Hi,
Recently I did some tests about GDDR5 memory bandwidth.
In a few words:
It launches numberOfCUes*4 waveFronts. Each WF is reading 1024 bytes from a random aligned location in a large buffer.
The whole kernel reads 100GB total. The ideal bandwidth is 1.850GHz*256bit/8*4=236.8GBps
I'm varying the buffer size from 1KB to 4GB and got the following results:
You can easily spot to 2 cache levels on it. But I've found a third something above 1GB.
Anyone has an explanation what is that?
I have 8GB and I only tested this up until 4GB, but it seems like if I use the whole memory, the bandwidth will settle at 1/3 of the nominal bandwidth.
This behavior with PC memory would be unacceptable for sure. But what's the case with graphics memory?
Thank You for the answers!
Hi there!
Just to venture a guess, could it be the TLB thing?
So, the default page size is 4K (I think), and if you read memory at random, you'll be hitting different pages a lot. The page will either be in the TLB or not; if not, it will incur a significant slowdown as it'll have to update the TLB, and that's a very slow operation on the CPUs as well. I think this has been an issue in the mining community a while ago, then AMD shipped so-called blockchain drivers that increased the page size to 64K (again, I think...), and everything started to work fine for them after that. As far as I know, there are two TLB levels, so there should or could be another step in your bandwidth graph somewhere.

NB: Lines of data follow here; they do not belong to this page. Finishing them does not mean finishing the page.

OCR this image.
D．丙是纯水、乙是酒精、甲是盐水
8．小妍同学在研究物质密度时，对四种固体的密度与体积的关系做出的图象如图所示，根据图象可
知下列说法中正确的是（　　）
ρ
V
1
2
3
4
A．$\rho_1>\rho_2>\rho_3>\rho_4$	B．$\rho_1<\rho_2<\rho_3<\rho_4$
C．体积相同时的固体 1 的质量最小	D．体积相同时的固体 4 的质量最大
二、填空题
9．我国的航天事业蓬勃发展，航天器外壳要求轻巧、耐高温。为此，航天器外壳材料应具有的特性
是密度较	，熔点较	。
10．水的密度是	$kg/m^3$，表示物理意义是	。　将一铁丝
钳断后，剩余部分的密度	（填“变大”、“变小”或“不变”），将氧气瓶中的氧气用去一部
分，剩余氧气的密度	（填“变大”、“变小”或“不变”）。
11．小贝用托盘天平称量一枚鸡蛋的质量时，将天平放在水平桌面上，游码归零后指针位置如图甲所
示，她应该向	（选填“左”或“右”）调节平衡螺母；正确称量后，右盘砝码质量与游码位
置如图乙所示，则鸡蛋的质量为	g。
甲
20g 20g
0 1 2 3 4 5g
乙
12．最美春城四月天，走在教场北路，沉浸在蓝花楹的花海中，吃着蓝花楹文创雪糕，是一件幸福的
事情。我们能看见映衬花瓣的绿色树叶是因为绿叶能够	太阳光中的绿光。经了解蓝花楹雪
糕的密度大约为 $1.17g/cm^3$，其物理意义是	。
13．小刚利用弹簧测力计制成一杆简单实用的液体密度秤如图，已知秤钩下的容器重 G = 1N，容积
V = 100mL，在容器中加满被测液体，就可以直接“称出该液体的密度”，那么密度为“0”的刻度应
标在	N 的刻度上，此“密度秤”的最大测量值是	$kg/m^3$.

For instance, see this release, and look for the large page info -> https://support.amd.com/en-us/kb-articles/Pages/AMDGPU-Pro-Driver-17.40-for-Linux.aspx
If you're on Windows, the Crimson or Adrenaline drivers should provide a switch between the graphics and compute workloads. For example, see this page -> https://support.amd.com/en-us/kb-articles/Pages/DH-024.aspx I assume the compute workloads mean large pages, though I can't be sure.
I'm sorry if the cause of your problem is different and/or if I'm wrong, as I don't want to give you bad advice, but I think running your test with large pages is worth a shot.
Finally, would you mind sharing the model of your card and your memory benchmark kernel?
Best,
sp314